Доктор Керлью сжал челюсти — такие же, какими наделил он свою безупречную дочь, — и большим усилием воли заставил себя воздержаться от спора. Раздоры между ним и Эммелин весьма огорчили бы его жену, если бы она еще жила на этом свете.

— Не понимаю, почему ты говоришь, «нас по-прежнему окружает», — все же не смог удержаться он. — В Англии нет рабства.

— Нам следует считать нашим домом весь мир, отец, — ответила, вытирая салфеткой пальцы, Эммелин. Бледный солнечный свет, проливаясь в окно маленькой гостиной, падал на ее лицо и грудь, и холодному блеску его вторила белизна салфеток и снега, спеленавшего окрестный ландшафт. Позвякивание упряжи на лошадях, подвозивших товары в ближние лавки, смешивалось со звоном ложечки в чайной чашке Эммелин.

— На дворе пятидесятые годы, — напомнила она отцу, как если бы современная эпоха наступила, пока он занимался своими делами не здесь, а где-то еще. — Каждый уголок Земли связан с другими сплетенной Империей паутиной. Я получаю письма из городов, столь отдаленных, как Кабул и Нью-Йорк.

— Да? — многообещающее известие. И он, не отрывая взгляда от дочери, позвонил в колокольчик, ибо в гостиной было далеко не так тепло, как следовало бы. — И, возможно, кое-кто из твоих корреспондентов принадлежит к мужскому полу?

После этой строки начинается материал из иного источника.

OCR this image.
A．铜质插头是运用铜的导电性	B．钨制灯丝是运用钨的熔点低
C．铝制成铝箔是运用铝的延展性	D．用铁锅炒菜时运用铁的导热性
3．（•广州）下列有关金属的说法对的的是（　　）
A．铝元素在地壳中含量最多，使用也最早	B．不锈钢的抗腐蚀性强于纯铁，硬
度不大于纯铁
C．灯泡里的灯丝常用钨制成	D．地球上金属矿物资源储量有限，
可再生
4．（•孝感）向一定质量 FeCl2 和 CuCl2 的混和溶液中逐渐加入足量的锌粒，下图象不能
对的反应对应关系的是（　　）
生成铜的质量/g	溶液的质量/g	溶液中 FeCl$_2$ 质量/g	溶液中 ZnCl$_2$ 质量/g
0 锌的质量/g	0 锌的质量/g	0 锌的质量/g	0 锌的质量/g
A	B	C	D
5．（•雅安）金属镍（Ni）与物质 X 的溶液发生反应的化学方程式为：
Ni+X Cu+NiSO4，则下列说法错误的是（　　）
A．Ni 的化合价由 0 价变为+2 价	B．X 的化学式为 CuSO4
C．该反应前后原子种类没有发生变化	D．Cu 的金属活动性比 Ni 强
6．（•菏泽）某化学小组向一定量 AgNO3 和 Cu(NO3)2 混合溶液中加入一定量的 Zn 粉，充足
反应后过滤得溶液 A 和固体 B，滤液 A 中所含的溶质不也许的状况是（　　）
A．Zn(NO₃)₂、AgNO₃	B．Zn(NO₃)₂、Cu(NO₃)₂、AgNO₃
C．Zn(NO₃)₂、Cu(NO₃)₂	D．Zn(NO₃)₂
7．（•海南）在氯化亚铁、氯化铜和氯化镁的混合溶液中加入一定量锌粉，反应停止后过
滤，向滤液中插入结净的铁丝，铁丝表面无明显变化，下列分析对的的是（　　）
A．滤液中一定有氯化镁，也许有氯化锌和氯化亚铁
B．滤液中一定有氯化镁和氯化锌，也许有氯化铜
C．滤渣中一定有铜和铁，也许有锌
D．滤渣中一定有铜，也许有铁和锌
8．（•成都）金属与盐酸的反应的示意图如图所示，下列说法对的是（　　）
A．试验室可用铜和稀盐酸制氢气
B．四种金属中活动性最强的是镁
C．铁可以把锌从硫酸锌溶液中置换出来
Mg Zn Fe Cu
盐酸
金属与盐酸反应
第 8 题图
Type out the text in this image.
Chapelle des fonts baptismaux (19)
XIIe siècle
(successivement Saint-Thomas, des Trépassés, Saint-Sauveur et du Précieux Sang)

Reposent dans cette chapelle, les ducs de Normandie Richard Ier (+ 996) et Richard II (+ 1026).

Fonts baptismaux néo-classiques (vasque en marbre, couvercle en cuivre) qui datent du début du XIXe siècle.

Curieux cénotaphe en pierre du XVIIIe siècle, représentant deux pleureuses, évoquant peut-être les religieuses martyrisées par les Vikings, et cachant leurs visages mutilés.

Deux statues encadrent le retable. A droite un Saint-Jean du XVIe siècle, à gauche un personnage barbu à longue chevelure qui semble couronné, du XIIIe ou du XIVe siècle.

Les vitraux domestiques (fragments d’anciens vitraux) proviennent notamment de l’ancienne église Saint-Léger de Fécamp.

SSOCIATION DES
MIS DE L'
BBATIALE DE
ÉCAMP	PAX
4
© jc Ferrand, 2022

— Большая часть, отец, — усмехнулась Эммелин. — Мужчины, как я обнаружила, нуждаются в спасении куда больше, чем женщины.

Улыбаясь, она обретала редкостную привлекательность. Губы ее еще сохраняли сходство с розовыми бутонами детства, щеки были украшены ямочками. Яркие глаза, ни единой морщинки на лице, поблескивающие волосы. Пять лет, самое большее, она еще будет сохранять эти качества, а после живительные соки начнут понемногу пересыхать, и у нее останутся всего лишь орлиный нос да родовая челюсть Керлью. Больше того, против нее обратится и арифметика, заставляя каждого потенциального искателя ее руки, видеть в Эммелин старую деву. Милая маленькая Эммелин может говорить все что ей угодно о современном обществе и о том, как неузнаваемо изменилось оно со времен молодости ее отца, однако существуют воззрения, которые не переменятся никогда.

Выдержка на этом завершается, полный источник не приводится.